The nurse is assessing a client with heart failure who is receiving home health care monitoring using electronic devices including scales, blood pressure monitoring, and structured questions to which the client responds daily on a touch-screen monitor. The nurse reviews data obtained within the last 3 days. The nurse calls the client to follow up. The nurse should ask the client which of the following first:
- A. How are you feeling today?'
- B. Are you having shortness of breath?'
- C. Did you calibrate the scales before using them?'
- D. How much fluid did you drink during the last 24 hours?'
Correct Answer: B
Rationale: A 5-lb weight gain in 3 days and rising blood pressure suggest fluid retention. Asking about shortness of breath first assesses for pulmonary edema, a serious complication.

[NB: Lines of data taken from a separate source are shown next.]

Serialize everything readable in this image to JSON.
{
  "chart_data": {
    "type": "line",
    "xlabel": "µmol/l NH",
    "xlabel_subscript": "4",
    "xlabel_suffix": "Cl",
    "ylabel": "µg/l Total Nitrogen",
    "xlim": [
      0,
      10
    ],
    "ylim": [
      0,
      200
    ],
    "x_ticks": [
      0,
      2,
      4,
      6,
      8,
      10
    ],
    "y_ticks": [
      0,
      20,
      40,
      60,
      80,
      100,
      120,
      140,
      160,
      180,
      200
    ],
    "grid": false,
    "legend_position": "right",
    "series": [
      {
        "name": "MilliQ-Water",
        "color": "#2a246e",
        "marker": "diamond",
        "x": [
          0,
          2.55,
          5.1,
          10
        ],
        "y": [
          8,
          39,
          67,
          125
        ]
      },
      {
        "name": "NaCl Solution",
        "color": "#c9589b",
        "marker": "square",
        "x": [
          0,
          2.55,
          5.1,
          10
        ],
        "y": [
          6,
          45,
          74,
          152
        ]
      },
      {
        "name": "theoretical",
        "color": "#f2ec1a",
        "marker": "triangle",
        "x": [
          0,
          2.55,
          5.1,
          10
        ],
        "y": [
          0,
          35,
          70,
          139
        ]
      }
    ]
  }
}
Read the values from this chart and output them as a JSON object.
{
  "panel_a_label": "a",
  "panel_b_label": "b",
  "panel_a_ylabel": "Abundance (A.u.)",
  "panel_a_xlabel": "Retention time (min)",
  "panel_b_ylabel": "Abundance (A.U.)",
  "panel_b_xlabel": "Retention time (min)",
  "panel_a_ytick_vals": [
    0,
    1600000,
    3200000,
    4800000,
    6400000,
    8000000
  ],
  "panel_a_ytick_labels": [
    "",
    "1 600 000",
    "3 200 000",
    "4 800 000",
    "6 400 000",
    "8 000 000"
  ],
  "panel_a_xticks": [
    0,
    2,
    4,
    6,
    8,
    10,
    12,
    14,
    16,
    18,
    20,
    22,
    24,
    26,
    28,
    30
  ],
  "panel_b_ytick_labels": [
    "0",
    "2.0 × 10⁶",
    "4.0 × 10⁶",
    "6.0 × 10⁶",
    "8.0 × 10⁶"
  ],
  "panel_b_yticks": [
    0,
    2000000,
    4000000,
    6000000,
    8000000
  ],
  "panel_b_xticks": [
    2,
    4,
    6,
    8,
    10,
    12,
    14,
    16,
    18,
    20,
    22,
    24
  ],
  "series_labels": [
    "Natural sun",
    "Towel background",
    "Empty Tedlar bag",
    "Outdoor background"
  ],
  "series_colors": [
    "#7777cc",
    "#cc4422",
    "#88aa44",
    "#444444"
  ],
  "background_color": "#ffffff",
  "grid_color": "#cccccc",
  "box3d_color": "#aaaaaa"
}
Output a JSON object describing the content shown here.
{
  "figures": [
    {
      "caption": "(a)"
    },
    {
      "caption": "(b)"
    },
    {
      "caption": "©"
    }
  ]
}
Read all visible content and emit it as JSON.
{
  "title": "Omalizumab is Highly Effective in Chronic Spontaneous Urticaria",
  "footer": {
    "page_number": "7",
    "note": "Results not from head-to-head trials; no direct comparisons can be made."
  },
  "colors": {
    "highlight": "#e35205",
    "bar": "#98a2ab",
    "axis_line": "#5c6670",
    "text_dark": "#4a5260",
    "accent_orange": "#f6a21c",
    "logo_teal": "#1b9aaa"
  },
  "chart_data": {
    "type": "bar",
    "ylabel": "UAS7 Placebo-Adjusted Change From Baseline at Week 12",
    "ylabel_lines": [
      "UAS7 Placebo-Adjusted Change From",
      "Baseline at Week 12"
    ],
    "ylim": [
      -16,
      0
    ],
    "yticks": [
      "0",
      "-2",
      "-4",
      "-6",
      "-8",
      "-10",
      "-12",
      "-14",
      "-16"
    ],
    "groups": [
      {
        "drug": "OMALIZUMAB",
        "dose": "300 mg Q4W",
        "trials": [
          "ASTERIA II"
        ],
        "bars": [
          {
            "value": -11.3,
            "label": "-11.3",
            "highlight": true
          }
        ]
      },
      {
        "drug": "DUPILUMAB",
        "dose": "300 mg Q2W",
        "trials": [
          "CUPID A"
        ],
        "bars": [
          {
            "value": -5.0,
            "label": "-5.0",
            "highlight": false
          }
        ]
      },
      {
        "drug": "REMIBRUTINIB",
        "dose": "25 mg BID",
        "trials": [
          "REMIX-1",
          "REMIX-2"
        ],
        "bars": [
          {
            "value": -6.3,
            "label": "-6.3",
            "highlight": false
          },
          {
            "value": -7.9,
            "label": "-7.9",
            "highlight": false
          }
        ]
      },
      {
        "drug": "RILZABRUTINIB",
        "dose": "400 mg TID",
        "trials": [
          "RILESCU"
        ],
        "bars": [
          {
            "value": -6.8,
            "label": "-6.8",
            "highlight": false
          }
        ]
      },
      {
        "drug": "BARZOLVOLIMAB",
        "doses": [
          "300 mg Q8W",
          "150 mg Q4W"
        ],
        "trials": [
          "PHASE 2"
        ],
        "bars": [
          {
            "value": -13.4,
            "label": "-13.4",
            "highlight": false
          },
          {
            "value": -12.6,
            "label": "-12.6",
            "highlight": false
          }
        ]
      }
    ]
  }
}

In developing a teaching plan for the client with a hiatal hernia, the nurse's assessment of which work-related factors would be most useful?
- A. Number and length of breaks.
- B. Body mechanics used in lifting.
- C. Temperature in the work area.
- D. Cleaning solvents used.
Correct Answer: B
Rationale: Poor body mechanics during lifting can increase intra-abdominal pressure, exacerbating hiatal hernia symptoms, making this the most relevant work-related factor.